La méthanisation est un progrès clé dans la transition énergétique vers un avenir plus durable, qui permet de convertir les déchets organiques  agricoles en énergie renouvelable. Cette technologie offre de nombreux avantages environnementaux, tels que la réduction des émissions de gaz à effet de serre et la production d’engrais naturels, ainsi que des avantages sociaux et économiques, tels que la création d’emplois locaux et la promotion d’une économie circulaire, tout en fournissant au territoire une énergie pilotable.

Concrètement, le projet vise à produire du biogaz à partir de 52,7 tonnes/jour de déchets organiques uniquement agricoles, grâce à une unité de méthanisation collective de taille humaine. Ce projet permettra de produire 11 GWh/an de biogaz injecté dans le réseau de distribution à 116 Nm3/h*, suffisamment pour chauffer l’équivalent de 2 500 logements neufs (consommant chacun 4400 kWh/an) tout en valorisant les résidus solides issus de la méthanisation pour les transformer en fertilisants naturels.

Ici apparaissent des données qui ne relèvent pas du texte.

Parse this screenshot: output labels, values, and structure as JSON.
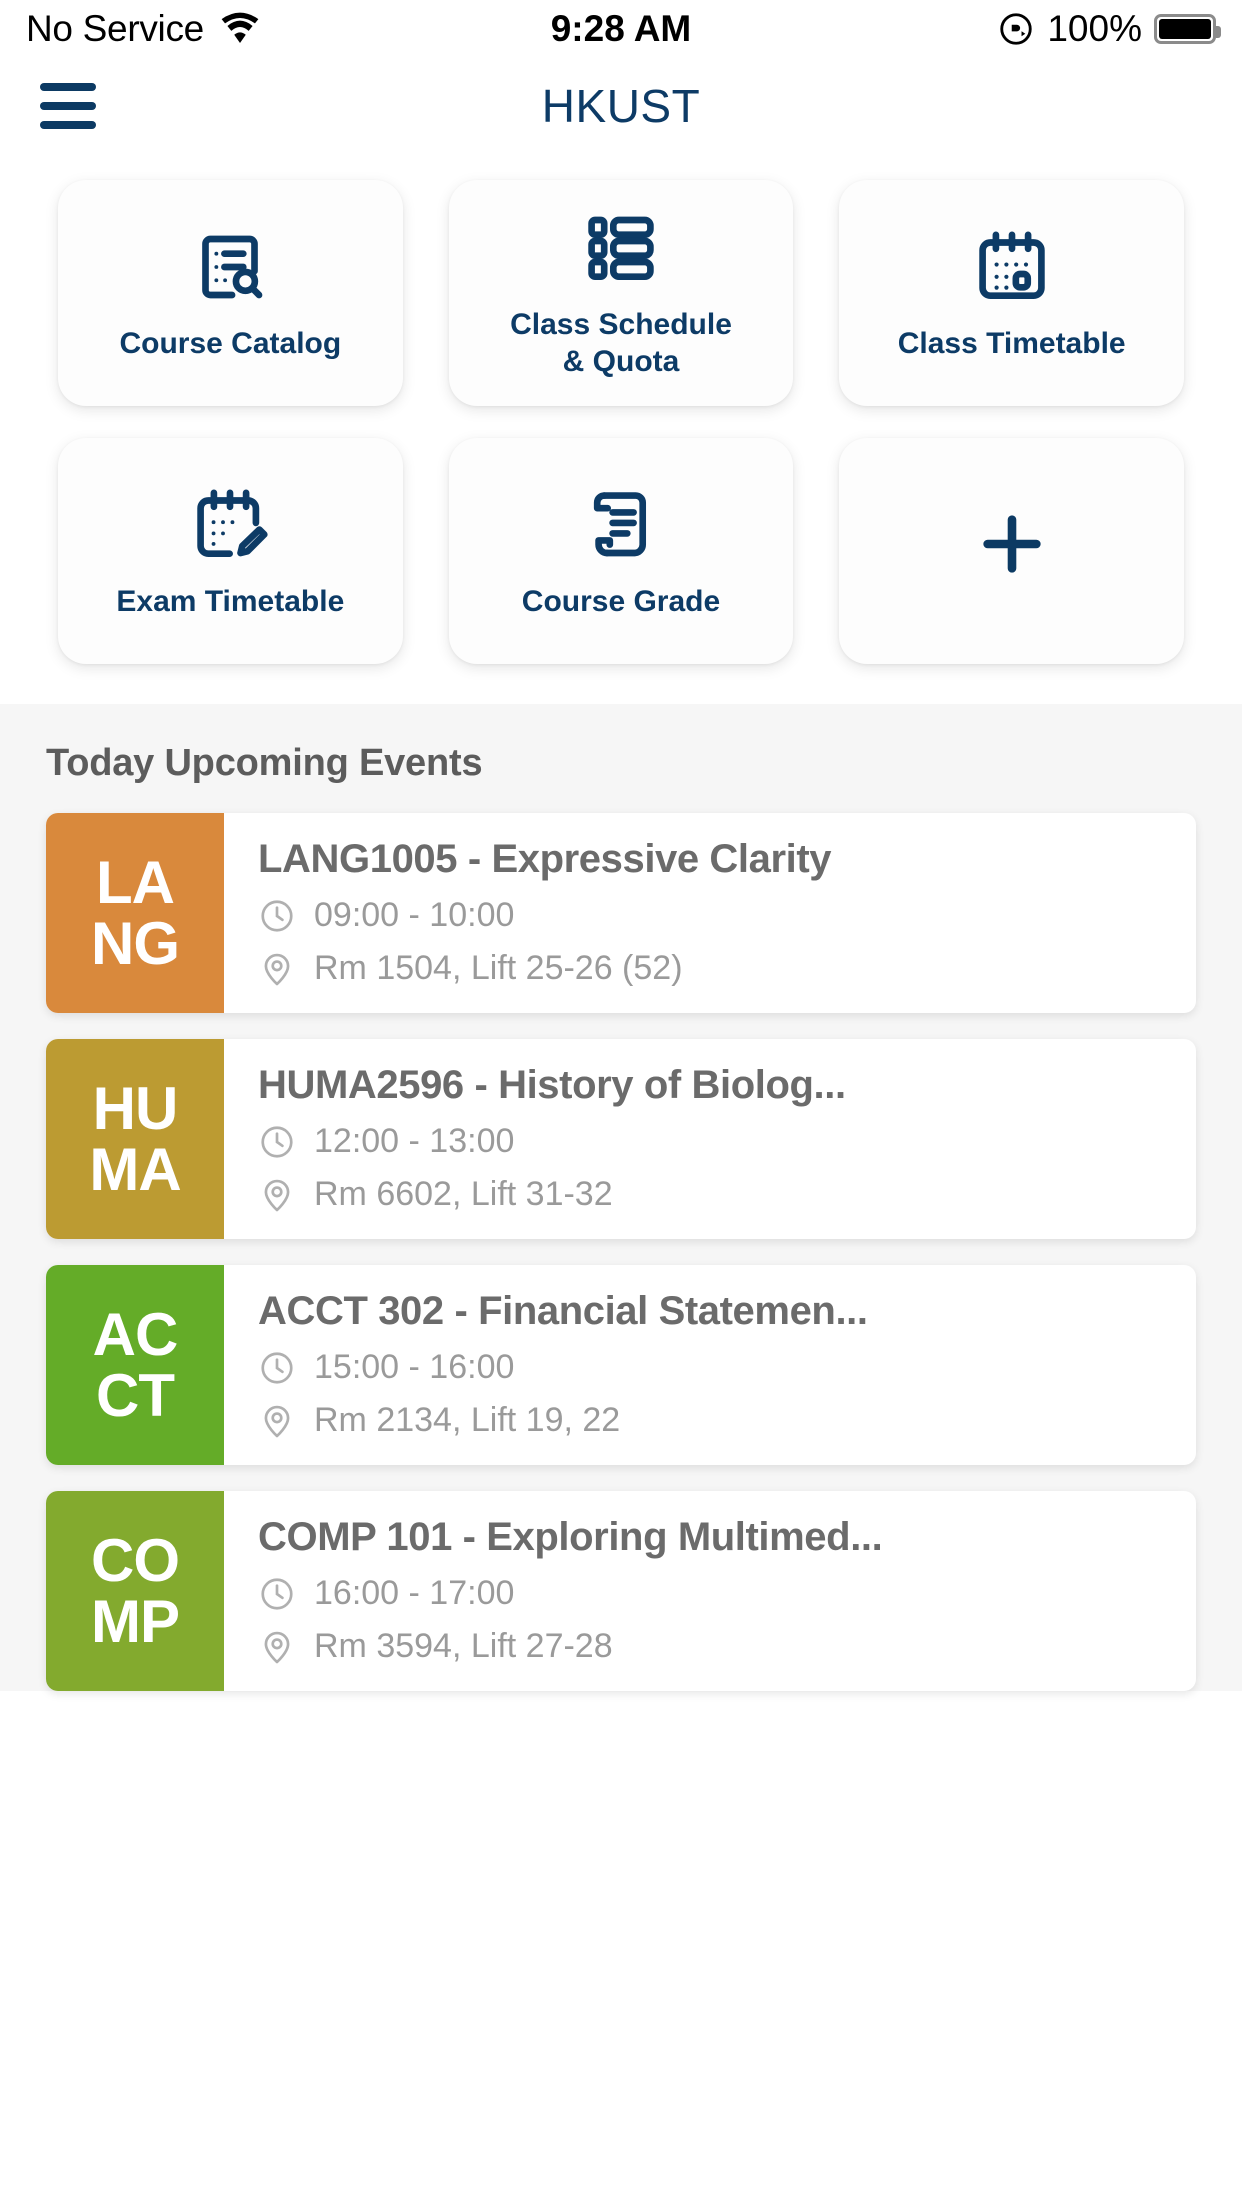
{
  "statusbar": {
    "carrier": "No Service",
    "wifi_icon": "wifi-icon",
    "time": "9:28 AM",
    "rotation_lock_icon": "rotation-lock-icon",
    "battery_percent": "100%",
    "battery_icon": "battery-full-icon"
  },
  "navbar": {
    "menu_icon": "hamburger-menu-icon",
    "title": "HKUST"
  },
  "quick_actions": [
    {
      "label": "Course Catalog",
      "icon": "document-search-icon"
    },
    {
      "label": "Class Schedule\n& Quota",
      "label_line1": "Class Schedule",
      "label_line2": "& Quota",
      "icon": "list-blocks-icon"
    },
    {
      "label": "Class Timetable",
      "icon": "calendar-icon"
    },
    {
      "label": "Exam Timetable",
      "icon": "calendar-edit-icon"
    },
    {
      "label": "Course Grade",
      "icon": "scroll-certificate-icon"
    },
    {
      "label": "",
      "icon": "plus-icon",
      "is_add": true
    }
  ],
  "events_section": {
    "title": "Today Upcoming Events",
    "clock_icon": "clock-icon",
    "location_icon": "location-pin-icon"
  },
  "events": [
    {
      "tag_line1": "LA",
      "tag_line2": "NG",
      "tag_color": "#d9893c",
      "name": "LANG1005 - Expressive Clarity",
      "time": "09:00 - 10:00",
      "location": "Rm 1504, Lift 25-26 (52)"
    },
    {
      "tag_line1": "HU",
      "tag_line2": "MA",
      "tag_color": "#bc9b32",
      "name": "HUMA2596 - History of Biolog...",
      "time": "12:00 - 13:00",
      "location": "Rm 6602, Lift 31-32"
    },
    {
      "tag_line1": "AC",
      "tag_line2": "CT",
      "tag_color": "#64ac28",
      "name": "ACCT 302 - Financial Statemen...",
      "time": "15:00 - 16:00",
      "location": "Rm 2134, Lift 19, 22"
    },
    {
      "tag_line1": "CO",
      "tag_line2": "MP",
      "tag_color": "#83aa2e",
      "name": "COMP 101 - Exploring Multimed...",
      "time": "16:00 - 17:00",
      "location": "Rm 3594, Lift 27-28"
    }
  ],
  "colors": {
    "brand_navy": "#0d3b66",
    "events_bg": "#f6f6f6",
    "text_gray": "#6b6b6b",
    "muted_gray": "#9a9a9a"
  }
}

Cela réduira la dépendance aux engrais chimiques (d’origine fossile) et contribuera à une agriculture plus durable. 

En favorisant les circuits courts économiques et énergétiques, le projet permet une utilisation efficace des ressources locales tout en contribuant à une transition énergétique durable. La conversion des déchets organiques en biogaz et en fertilisants naturels réduira la dépendance aux énergies fossiles, créera des emplois locaux et diminuera les émissions de gaz à effet de serre.

* : Nm3 signifie « normo mètre cube », unité de mesure du volume d’un gaz à 0°C et 1 atmosphère.   

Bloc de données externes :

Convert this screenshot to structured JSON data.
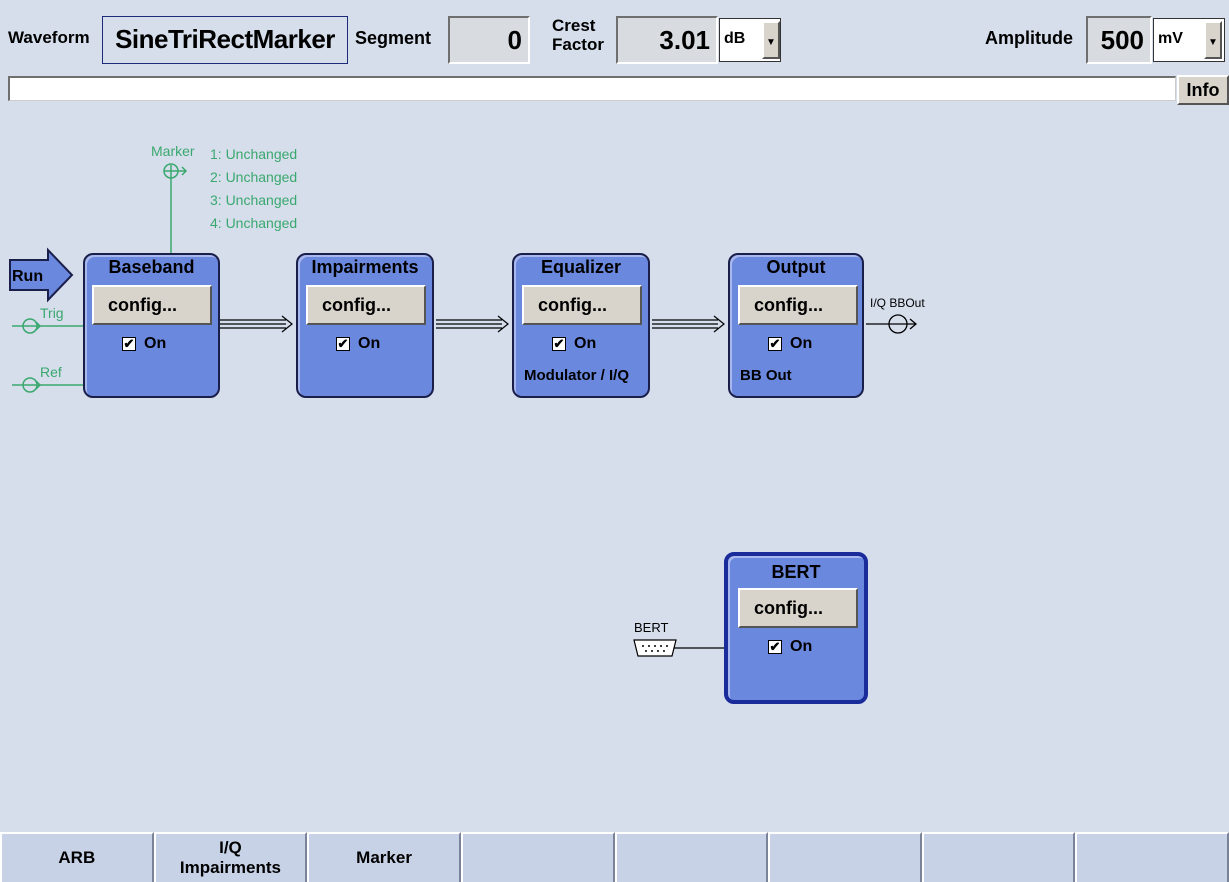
{
  "header": {
    "waveform_label": "Waveform",
    "waveform_value": "SineTriRectMarker",
    "segment_label": "Segment",
    "segment_value": "0",
    "crest_label_line1": "Crest",
    "crest_label_line2": "Factor",
    "crest_value": "3.01",
    "crest_unit": "dB",
    "amplitude_label": "Amplitude",
    "amplitude_value": "500",
    "amplitude_unit": "mV",
    "info_button": "Info"
  },
  "marker": {
    "label": "Marker",
    "lines": [
      "1: Unchanged",
      "2: Unchanged",
      "3: Unchanged",
      "4: Unchanged"
    ]
  },
  "inputs": {
    "run": "Run",
    "trig": "Trig",
    "ref": "Ref"
  },
  "blocks": {
    "baseband": {
      "title": "Baseband",
      "config": "config...",
      "on": "On"
    },
    "impairments": {
      "title": "Impairments",
      "config": "config...",
      "on": "On"
    },
    "equalizer": {
      "title": "Equalizer",
      "config": "config...",
      "on": "On",
      "sub": "Modulator / I/Q"
    },
    "output": {
      "title": "Output",
      "config": "config...",
      "on": "On",
      "sub": "BB Out"
    },
    "bert": {
      "title": "BERT",
      "config": "config...",
      "on": "On"
    }
  },
  "connectors": {
    "iq_bbout": "I/Q BBOut",
    "bert": "BERT"
  },
  "softkeys": [
    {
      "line1": "ARB",
      "line2": ""
    },
    {
      "line1": "I/Q",
      "line2": "Impairments"
    },
    {
      "line1": "Marker",
      "line2": ""
    },
    {
      "line1": "",
      "line2": ""
    },
    {
      "line1": "",
      "line2": ""
    },
    {
      "line1": "",
      "line2": ""
    },
    {
      "line1": "",
      "line2": ""
    },
    {
      "line1": "",
      "line2": ""
    }
  ],
  "colors": {
    "background": "#d6deec",
    "block_fill": "#6b88df",
    "marker_green": "#3aa86e"
  }
}
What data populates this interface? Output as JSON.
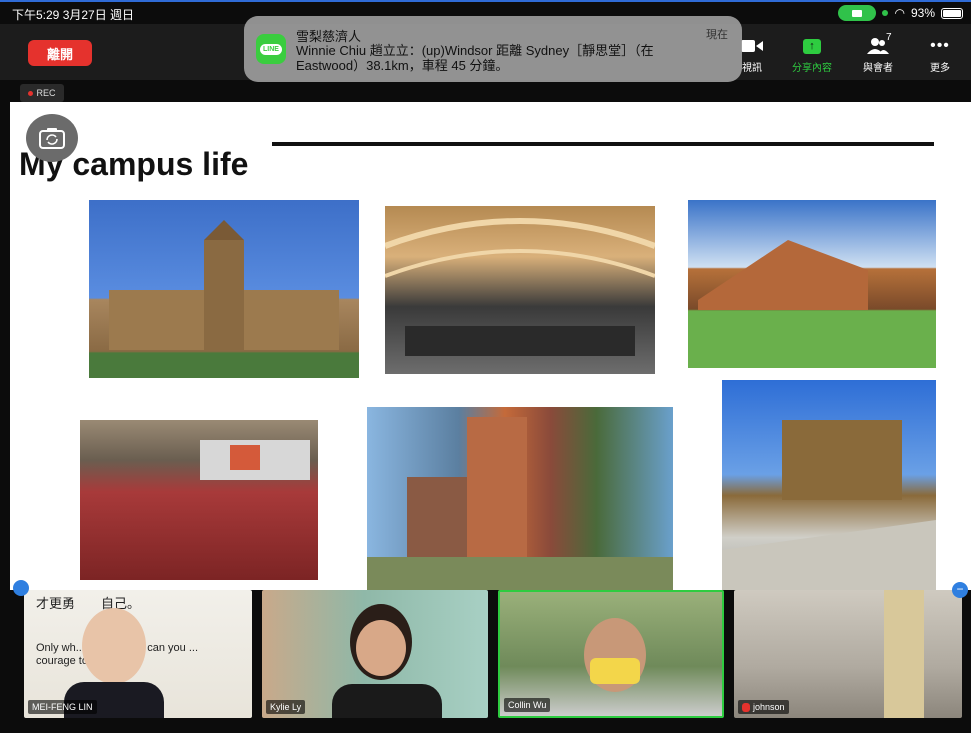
{
  "status_bar": {
    "time": "下午5:29  3月27日 週日",
    "battery": "93%"
  },
  "toolbar": {
    "leave_label": "離開",
    "video_label": "視訊",
    "share_label": "分享內容",
    "participants_label": "與會者",
    "participants_count": "7",
    "more_label": "更多"
  },
  "notification": {
    "app_icon": "LINE",
    "title": "雪梨慈濟人",
    "body": "Winnie Chiu 趙立立：(up)Windsor 距離 Sydney［靜思堂］（在 Eastwood）38.1km，車程 45 分鐘。",
    "time": "現在"
  },
  "recording": {
    "label": "REC"
  },
  "slide": {
    "title": "My campus life"
  },
  "participants": [
    {
      "name": "MEI-FENG LIN",
      "quote_line1": "才更勇",
      "quote_line2": "自己。",
      "quote_en": "Only wh... ect yourself can you ... courage to humble..."
    },
    {
      "name": "Kylie Ly"
    },
    {
      "name": "Collin Wu"
    },
    {
      "name": "johnson"
    }
  ],
  "colors": {
    "leave": "#e5322d",
    "share_active": "#2ecc40",
    "accent": "#2f6bd6"
  }
}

Schéma du projet de méthanisation : 

             100% Agricole 

Méthanisation_schéma_LCN

La spécificité exclusivement agricole du projet est due au fait que l’un des associés exploite sa ferme en Agriculture Biologique (AB). 

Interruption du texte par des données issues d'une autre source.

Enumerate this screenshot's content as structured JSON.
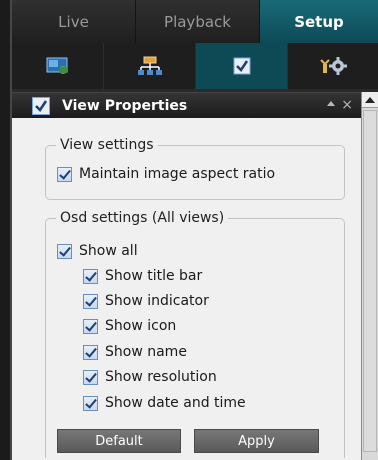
{
  "tabs": {
    "live": "Live",
    "playback": "Playback",
    "setup": "Setup",
    "active": "Setup"
  },
  "toolbar": {
    "icons": [
      "camera-settings-icon",
      "network-icon",
      "view-properties-icon",
      "system-settings-icon"
    ]
  },
  "panel": {
    "title": "View Properties",
    "collapse_icon": "collapse-up-icon",
    "close_icon": "×"
  },
  "view_settings": {
    "title": "View settings",
    "maintain_aspect_ratio": {
      "label": "Maintain image aspect ratio",
      "checked": true
    }
  },
  "osd_settings": {
    "title": "Osd settings (All views)",
    "show_all": {
      "label": "Show all",
      "checked": true
    },
    "options": [
      {
        "label": "Show title bar",
        "checked": true
      },
      {
        "label": "Show indicator",
        "checked": true
      },
      {
        "label": "Show icon",
        "checked": true
      },
      {
        "label": "Show name",
        "checked": true
      },
      {
        "label": "Show resolution",
        "checked": true
      },
      {
        "label": "Show date and time",
        "checked": true
      }
    ]
  },
  "buttons": {
    "default": "Default",
    "apply": "Apply"
  },
  "colors": {
    "accent": "#0d4a56",
    "panel_bg": "#f0f0f0",
    "dark_bg": "#1e1e1e"
  }
}
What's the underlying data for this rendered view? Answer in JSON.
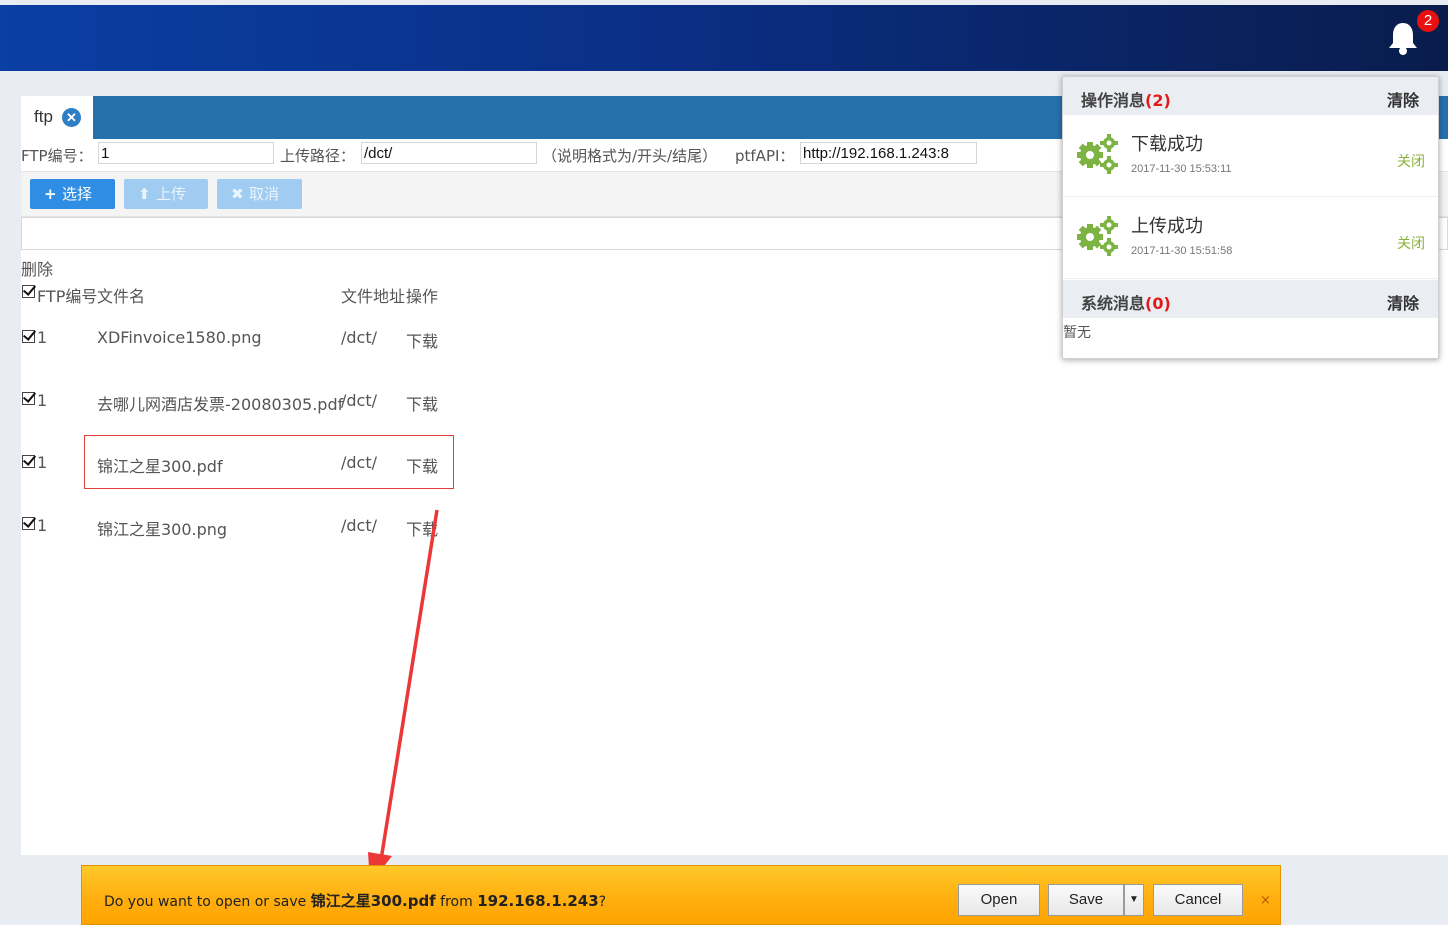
{
  "header": {
    "notification_count": "2"
  },
  "tabs": [
    {
      "label": "ftp",
      "close_glyph": "✕"
    }
  ],
  "form": {
    "ftp_no_label": "FTP编号：",
    "ftp_no_value": "1",
    "upload_path_label": "上传路径：",
    "upload_path_value": "/dct/",
    "note": "（说明格式为/开头/结尾）",
    "api_label": "ptfAPI：",
    "api_value": "http://192.168.1.243:8"
  },
  "toolbar": {
    "select": {
      "icon": "+",
      "label": "选择"
    },
    "upload": {
      "icon": "⬆",
      "label": "上传"
    },
    "cancel": {
      "icon": "✖",
      "label": "取消"
    }
  },
  "table": {
    "delete_label": "删除",
    "headers": {
      "ftp_no": "FTP编号",
      "filename": "文件名",
      "path": "文件地址",
      "action": "操作"
    },
    "rows": [
      {
        "ftp_no": "1",
        "filename": "XDFinvoice1580.png",
        "path": "/dct/",
        "action": "下载"
      },
      {
        "ftp_no": "1",
        "filename": "去哪儿网酒店发票-20080305.pdf",
        "path": "/dct/",
        "action": "下载"
      },
      {
        "ftp_no": "1",
        "filename": "锦江之星300.pdf",
        "path": "/dct/",
        "action": "下载"
      },
      {
        "ftp_no": "1",
        "filename": "锦江之星300.png",
        "path": "/dct/",
        "action": "下载"
      }
    ]
  },
  "notifications": {
    "op_title": "操作消息",
    "op_count": "(2)",
    "op_clear": "清除",
    "items": [
      {
        "title": "下载成功",
        "time": "2017-11-30 15:53:11",
        "close": "关闭"
      },
      {
        "title": "上传成功",
        "time": "2017-11-30 15:51:58",
        "close": "关闭"
      }
    ],
    "sys_title": "系统消息",
    "sys_count": "(0)",
    "sys_clear": "清除",
    "sys_empty": "暂无"
  },
  "download_bar": {
    "prefix": "Do you want to open or save ",
    "filename": "锦江之星300.pdf",
    "middle": " from ",
    "host": "192.168.1.243",
    "suffix": "?",
    "open": "Open",
    "save": "Save",
    "cancel": "Cancel",
    "dismiss": "×"
  },
  "colors": {
    "header_dark": "#091c4c",
    "tab_blue": "#2671ad",
    "primary_button": "#2f8de4",
    "badge_red": "#e81010",
    "success_green": "#8bb33a",
    "download_orange": "#ffb010",
    "annotation_red": "#e0403a"
  }
}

Le cahier des charges des cultures en Agriculture Biologique impose l’utilisation d’effluents  d’élevages NON industriels. Il en est de même pour le digestat.

Le digestat issu de la méthanisation est autorisé en AB, à la seule condition qu’AUCUN intrant ne soit industriel.

C’est le cas du projet de La Chapelle-Neuve qui tire sa force de la maîtrise des intrants exclusivement originaires des exploitations (non industrielles) des associés. Aucun partenariat avec des industriels n’est possible et envisagé pour assurer cette spécificité locale et 100% agricole.

Cette autonomie sur les intrants est un gage de sécurité économique pour les institutions bancaires qui sont engagées dans le financement du projet.

75%_Engrais_renouvelable

Le processus naturel de la méthanisation agricole est assuré par les micro-organismes naturellement présents dans les effluents d’élevage.

Le procédé qui dure plus de 80 jours à 40°C permet la minéralisation de l’azote organique des effluents.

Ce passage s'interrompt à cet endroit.